An old Chevy van chokes and sputters down a dusty dirt road in the humid heat of a late July evening. Nearly every inch of the rusting white exterior is covered in symbols of protection. Crosses, witch’s knots, hexagrams, and more are painted or etched into its surface.

“Damn this machine. We’re not going to make it to the church. Can you walk?” William asks.

“I believe I could if our son is willing to wait, but he is too eager,” Jenna responds between deep breaths, there is pain in her voice.

As the failing engine fires for the last time, William Storm steers the van to the edge of a long-neglected field of dead sunflowers. They come to a stop under the darkening hues of a twilight sky. William hastily pops a road flare, drops it near the front of the van, and then lays a blanket on a small patch of grass nearby.

A dust devil dances across the road while the pulsating buzz of cicadas leaves no gaps of silence in the air.
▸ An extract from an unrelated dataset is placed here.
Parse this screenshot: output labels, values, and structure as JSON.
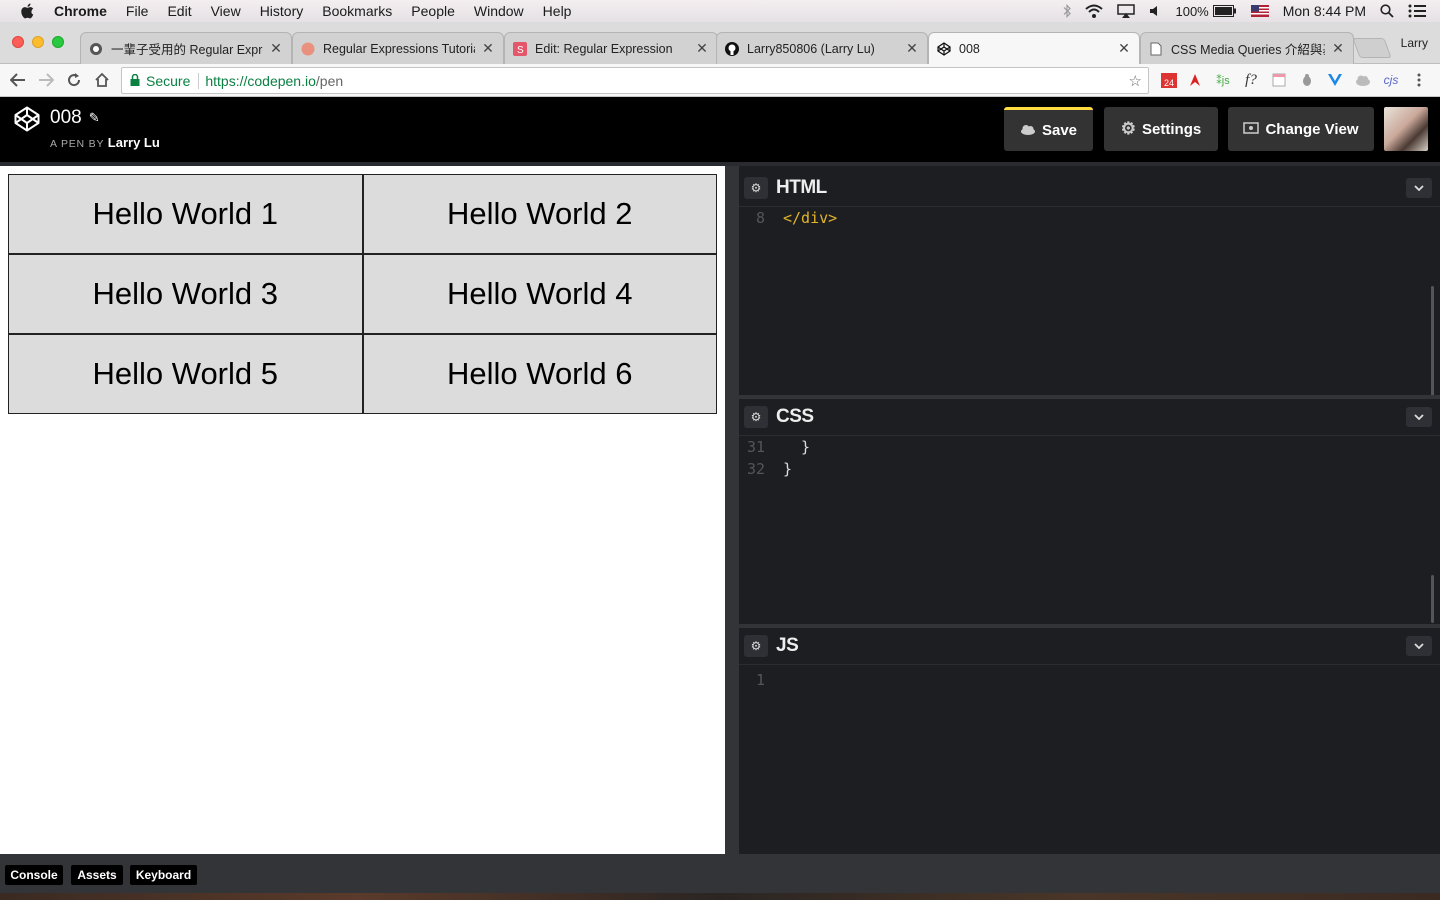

In the field, the tall, blackened stalks of the sunflowers stand with their withered heads bowed as if already mourning the doomed birth.

When Elliott comes, both mother and child issue a simultaneous wail, causing the cicadas to pause briefly. Jenna grabs her husband’s hand and manages a few strained words. “Don’t let them take our son,” she whispers. And then she is gone, along with the last vestiges of the sun in the sky.

William fumbles for his pocketknife, douses the blade in whiskey, and then cuts the umbilical cord. He swaddles Elliott in a tattered towel and rocks him in his arms as the baby begins to cry.

“Shhh. It’s okay little one, everything is going to…be…” William trails off as he stares at the still body of his beloved, her ghostly white face is covered in sweat and set against a wild nest of matted, red hair. In the light of the flare, he can see the look of defiance frozen in her open eyes.

The new father clutches the bundled baby and begins to shake uncontrollably, tears stream down his hollow cheeks and disappear into a scraggly beard. He glares at the sunflowers and screams at them, but it does nothing to lift their wilted heads. This time, the cicadas do not pause their incessant noise.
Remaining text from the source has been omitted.